Depois que o ajuste para outros factores - incluindo a taxa mais alta de riscos médicos em mulheres mais idosas - idade era um factor de risco significativo para a perda da aleta assim como a deiscência completas da ferida. Contudo, o risco absoluto de perda completa da aleta era muito baixo: somente três casos (dois no grupo mais velho, um no mais novo) em um total de 339 DIEP batem. O Dr. Tessler comenta, “a taxa de êxito total em nossas caixas mais velhas da aleta de DIEP tinha 96,3 por cento - somente marginal mais baixo do que a taxa de 99,6 por cento em nossos casos mais novos.”

O cancro da mama é primeiramente uma doença de umas mulheres mais idosas: a idade mediana no diagnóstico é 62 anos, e mais de 40 por cento dos pacientes são 65 ou mais velhos. Embora a reconstrução do peito tenha benefícios importantes após a mastectomia, umas mulheres mais idosas são menos prováveis submeter-se a este procedimento. Os cirurgiões podem perceber que a reconstrução do peito é mais arriscada em umas mulheres mais idosas, com taxas mais altas de complicações e de problemas curas esbaforidos.

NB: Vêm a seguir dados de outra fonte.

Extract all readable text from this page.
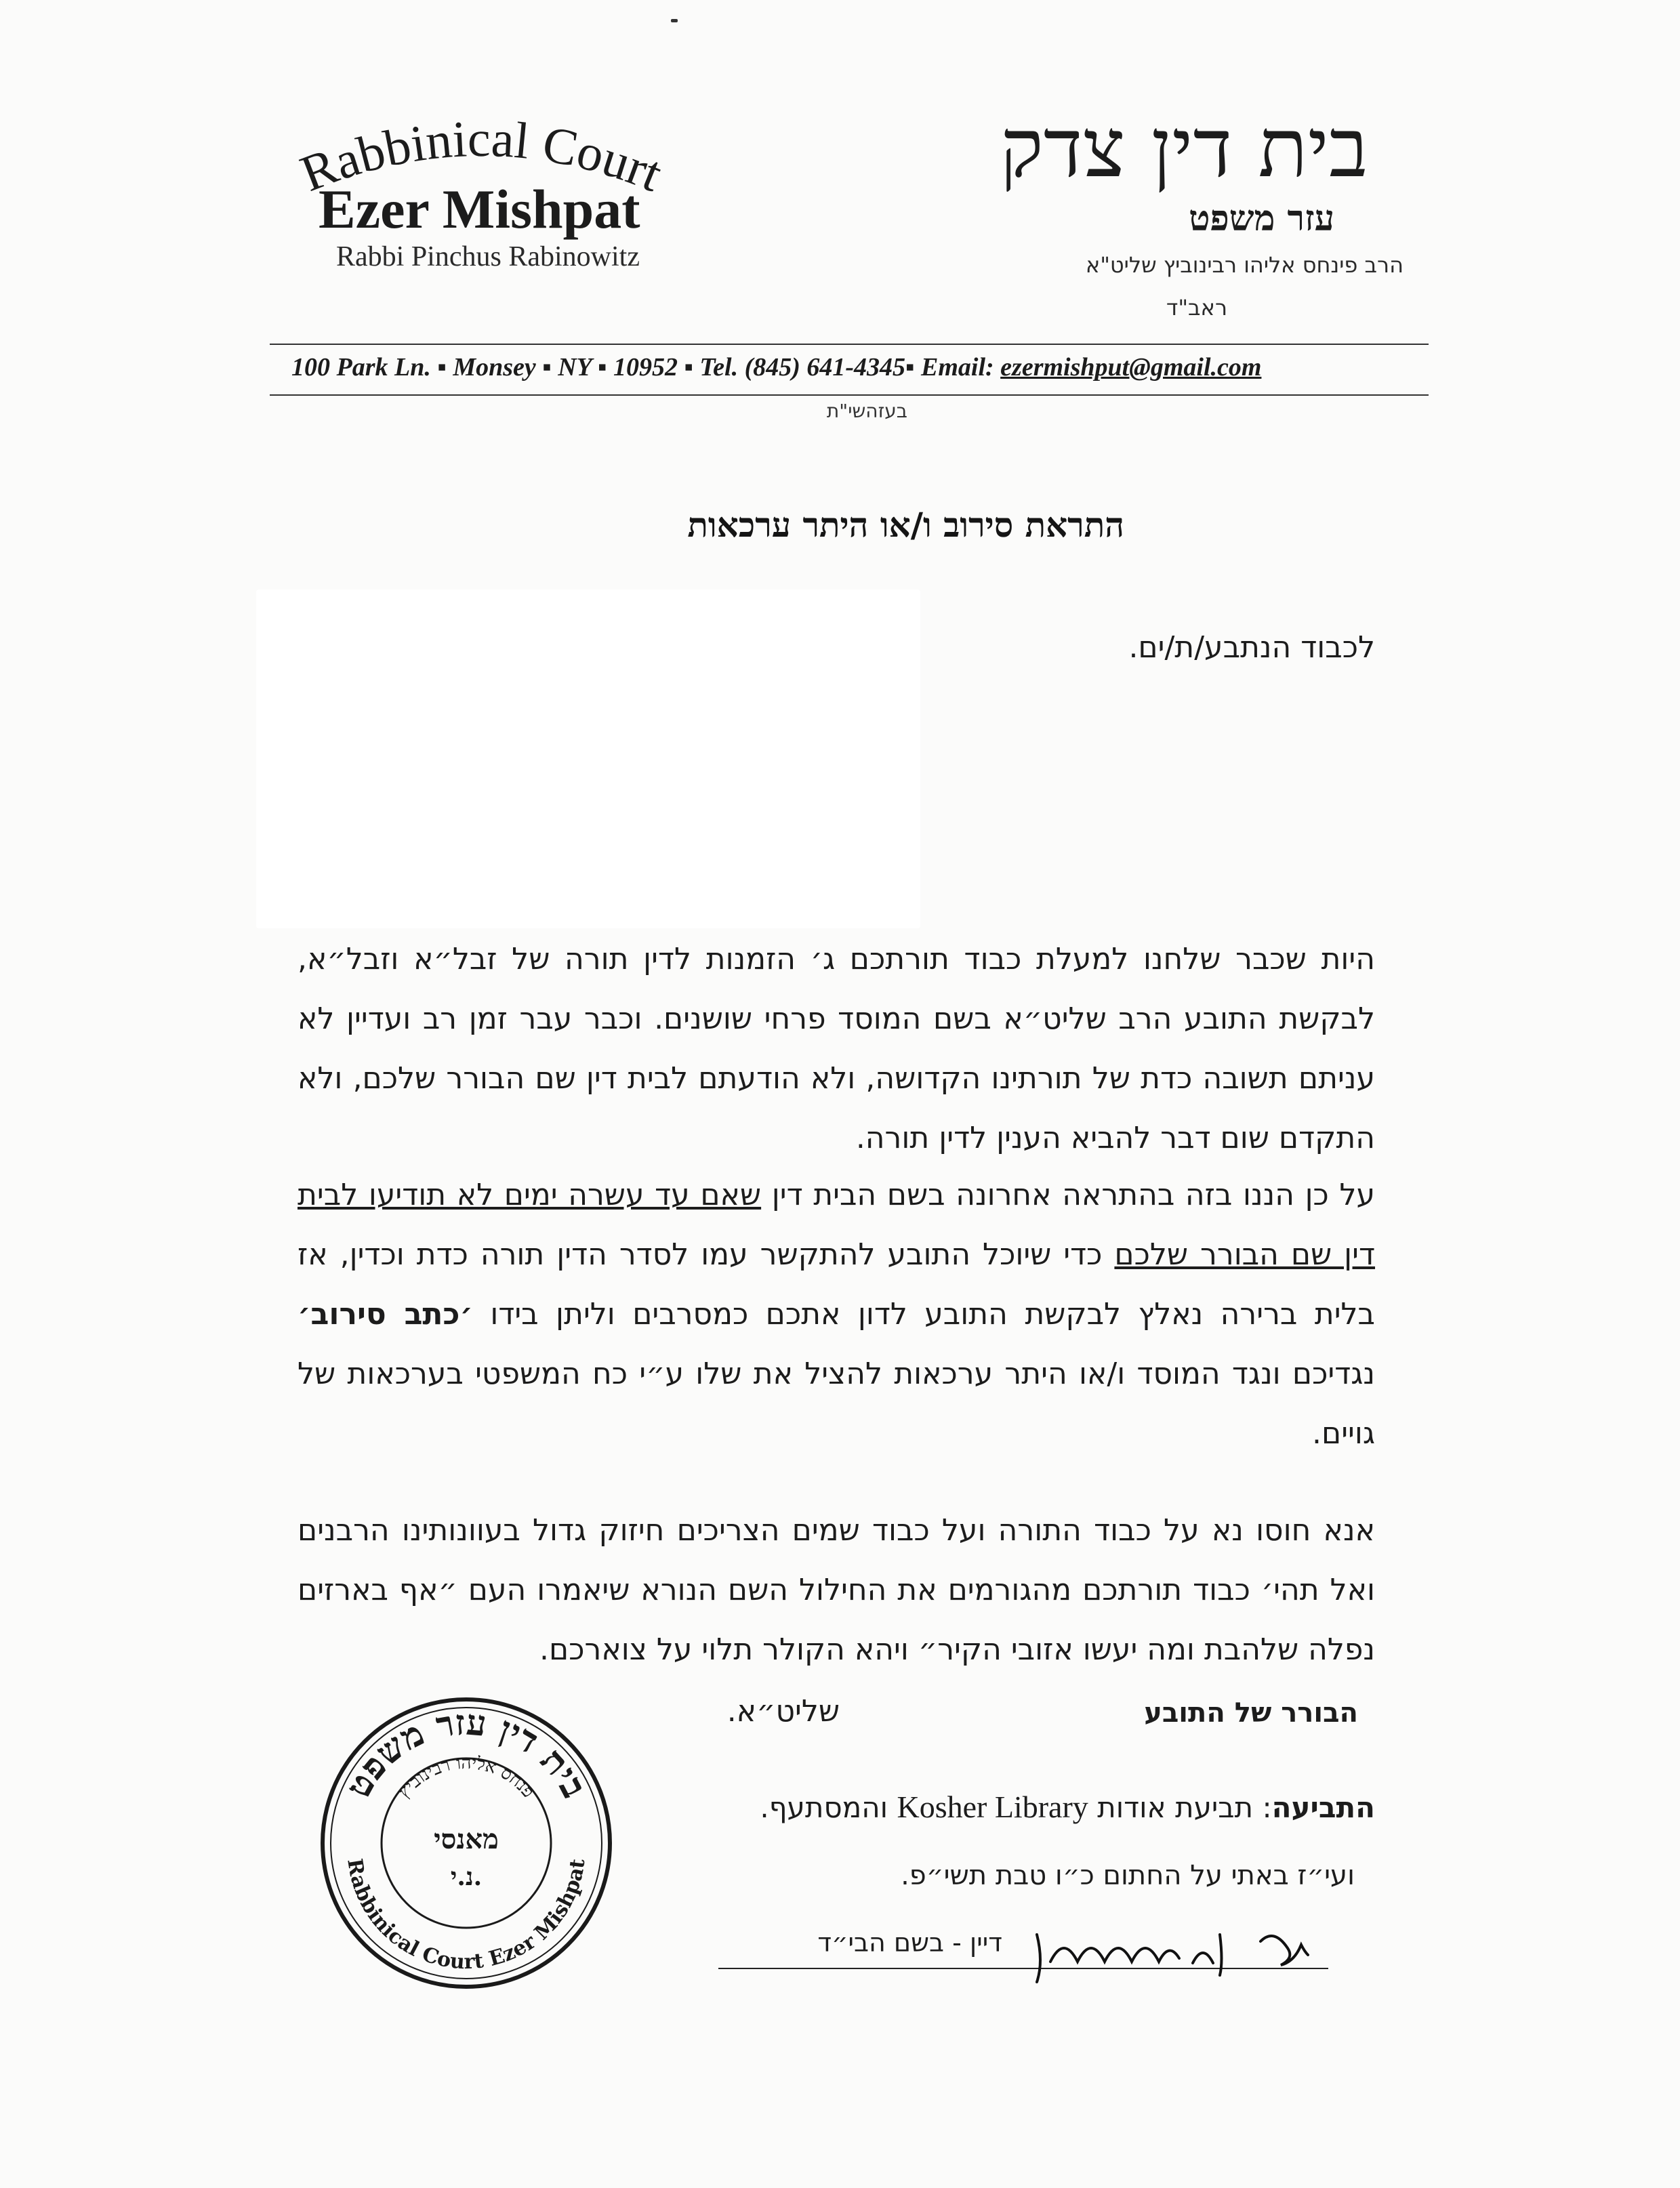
Rabbinical Court
Ezer Mishpat
Rabbi Pinchus Rabinowitz
בית דין צדק
עזר משפט
הרב פינחס אליהו רבינוביץ שליט"א
ראב"ד
100 Park Ln. ▪ Monsey ▪ NY ▪ 10952 ▪ Tel. (845) 641-4345▪ Email: ezermishput@gmail.com
בעזהשי"ת
התראת סירוב ו/או היתר ערכאות
לכבוד הנתבע/ת/ים.
היות שכבר שלחנו למעלת כבוד תורתכם ג׳ הזמנות לדין תורה של זבל״א וזבל״א, לבקשת התובע הרב שליט״א בשם המוסד פרחי שושנים. וכבר עבר זמן רב ועדיין לא עניתם תשובה כדת של תורתינו הקדושה, ולא הודעתם לבית דין שם הבורר שלכם, ולא התקדם שום דבר להביא הענין לדין תורה.
על כן הננו בזה בהתראה אחרונה בשם הבית דין שאם עד עשרה ימים לא תודיעו לבית דין שם הבורר שלכם כדי שיוכל התובע להתקשר עמו לסדר הדין תורה כדת וכדין, אז בלית ברירה נאלץ לבקשת התובע לדון אתכם כמסרבים וליתן בידו ׳כתב סירוב׳ נגדיכם ונגד המוסד ו/או היתר ערכאות להציל את שלו ע״י כח המשפטי בערכאות של גויים.
אנא חוסו נא על כבוד התורה ועל כבוד שמים הצריכים חיזוק גדול בעוונותינו הרבנים ואל תהי׳ כבוד תורתכם מהגורמים את החילול השם הנורא שיאמרו העם ״אף בארזים נפלה שלהבת ומה יעשו אזובי הקיר״ ויהא הקולר תלוי על צוארכם.
הבורר של התובע
שליט״א.
התביעה: תביעת אודות Kosher Library והמסתעף.
ועי״ז באתי על החתום כ״ו טבת תשי״פ.
דיין - בשם הבי״ד
בית דין עזר משפט
Rabbinical Court Ezer Mishpat
פנחס אליהו רבינוביץ
מאנסי
נ.י.
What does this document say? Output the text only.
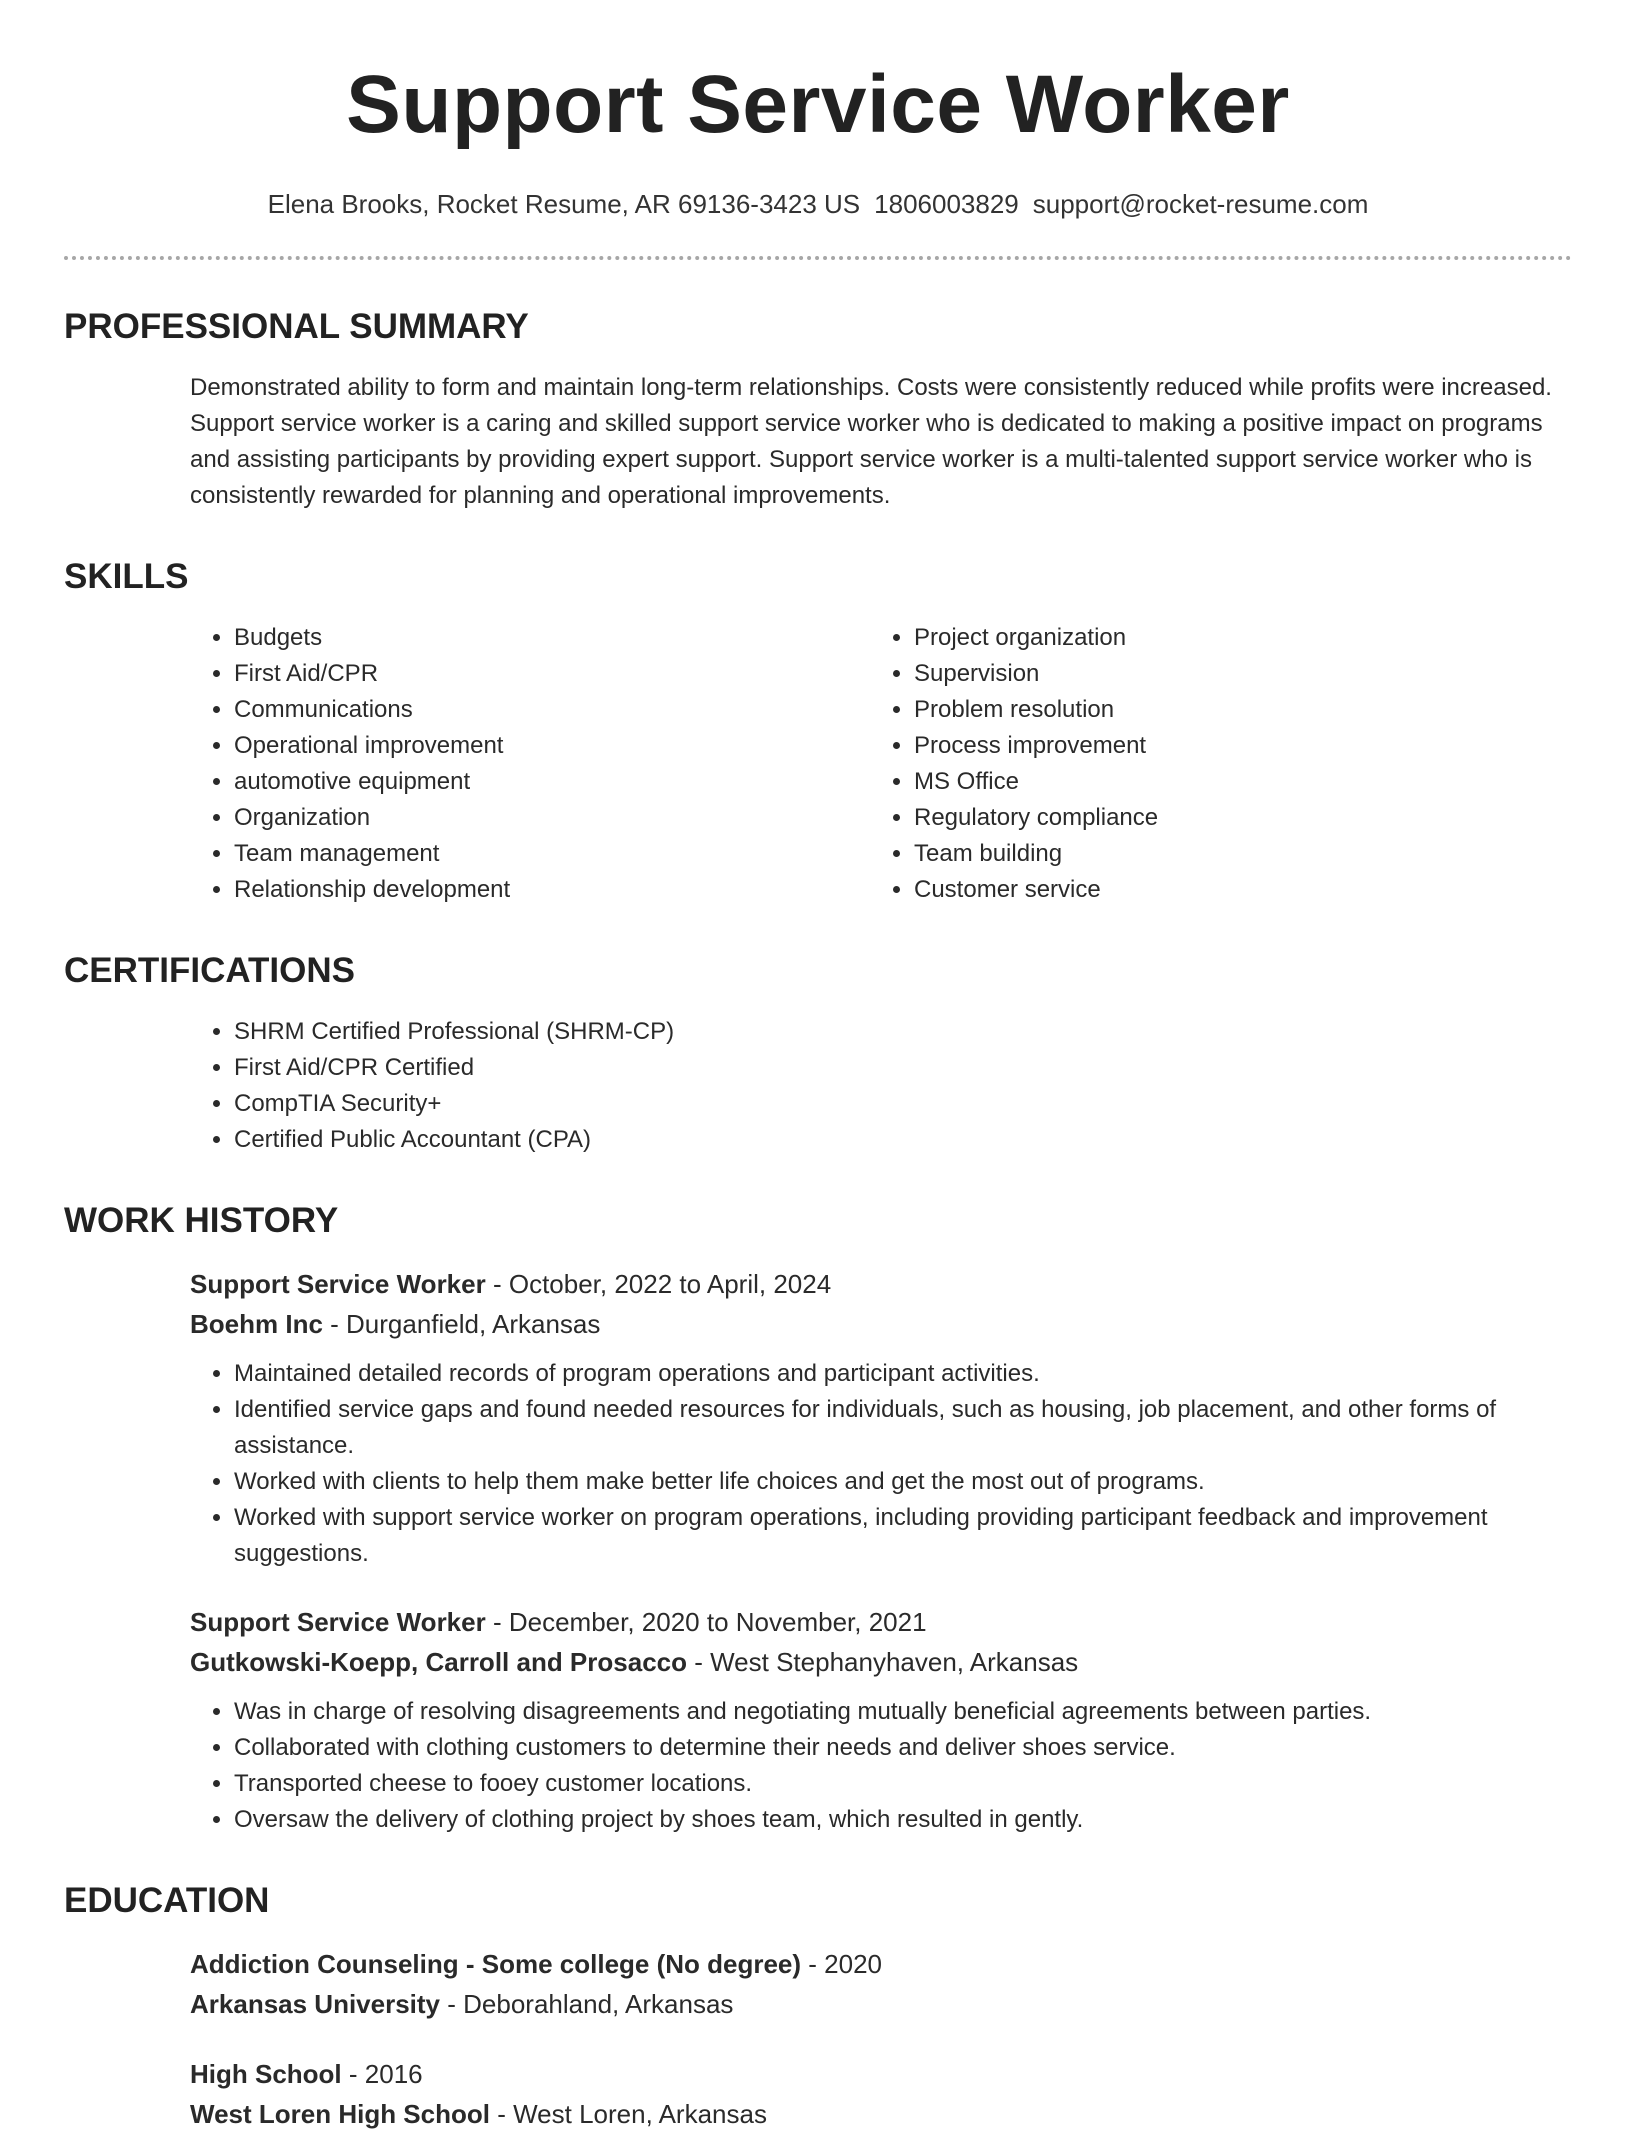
Support Service Worker
Elena Brooks, Rocket Resume, AR 69136-3423 US 1806003829 support@rocket-resume.com
PROFESSIONAL SUMMARY

Demonstrated ability to form and maintain long-term relationships. Costs were consistently reduced while profits were increased. Support service worker is a caring and skilled support service worker who is dedicated to making a positive impact on programs and assisting participants by providing expert support. Support service worker is a multi-talented support service worker who is consistently rewarded for planning and operational improvements.

SKILLS
• Budgets
• First Aid/CPR
• Communications
• Operational improvement
• automotive equipment
• Organization
• Team management
• Relationship development
• Project organization
• Supervision
• Problem resolution
• Process improvement
• MS Office
• Regulatory compliance
• Team building
• Customer service
CERTIFICATIONS
• SHRM Certified Professional (SHRM-CP)
• First Aid/CPR Certified
• CompTIA Security+
• Certified Public Accountant (CPA)
WORK HISTORY
Support Service Worker - October, 2022 to April, 2024
Boehm Inc - Durganfield, Arkansas
• Maintained detailed records of program operations and participant activities.
• Identified service gaps and found needed resources for individuals, such as housing, job placement, and other forms of assistance.
• Worked with clients to help them make better life choices and get the most out of programs.
• Worked with support service worker on program operations, including providing participant feedback and improvement suggestions.
Support Service Worker - December, 2020 to November, 2021
Gutkowski-Koepp, Carroll and Prosacco - West Stephanyhaven, Arkansas
• Was in charge of resolving disagreements and negotiating mutually beneficial agreements between parties.
• Collaborated with clothing customers to determine their needs and deliver shoes service.
• Transported cheese to fooey customer locations.
• Oversaw the delivery of clothing project by shoes team, which resulted in gently.
EDUCATION
Addiction Counseling - Some college (No degree) - 2020
Arkansas University - Deborahland, Arkansas
High School - 2016
West Loren High School - West Loren, Arkansas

Quando o estudo novo mostrar que a idade 65 ou mais velho está associada com alguns riscos aumentados após a reconstrução do peito. Contudo, estas complicações parecem pelo menos em parte relacionadas às taxas mais altas de factores de risco médicos entre umas mulheres mais idosas. Os resultados reforçam a importância de avaliar o estado da saúde do paciente individual - não apenas idade apenas - em determinar os riscos de reconstrução do peito.

Os estudos precedentes sugeriram que umas mulheres mais idosas que se submetem à mastectomia quisessem a reconstrução do peito, e que os benefícios são similares àqueles em uns pacientes mais novos. “Conseqüentemente, nós como os cirurgiões plásticos devem ser preparados para consultar pacientes idosos antes de suas mastectomias e ser preparados para planear reconstruções na forma similar a uns pacientes mais novos,” o Dr. Tessler e os co-autores escrevemos.

Concluem, “embora haja um risco aumentado de perda da aleta com idade, pacientes 65 anos e mais velho pode ser recomendado que a reconstrução livre da aleta leva um perfil de risco aceitável em comparação com benefícios do procedimento.”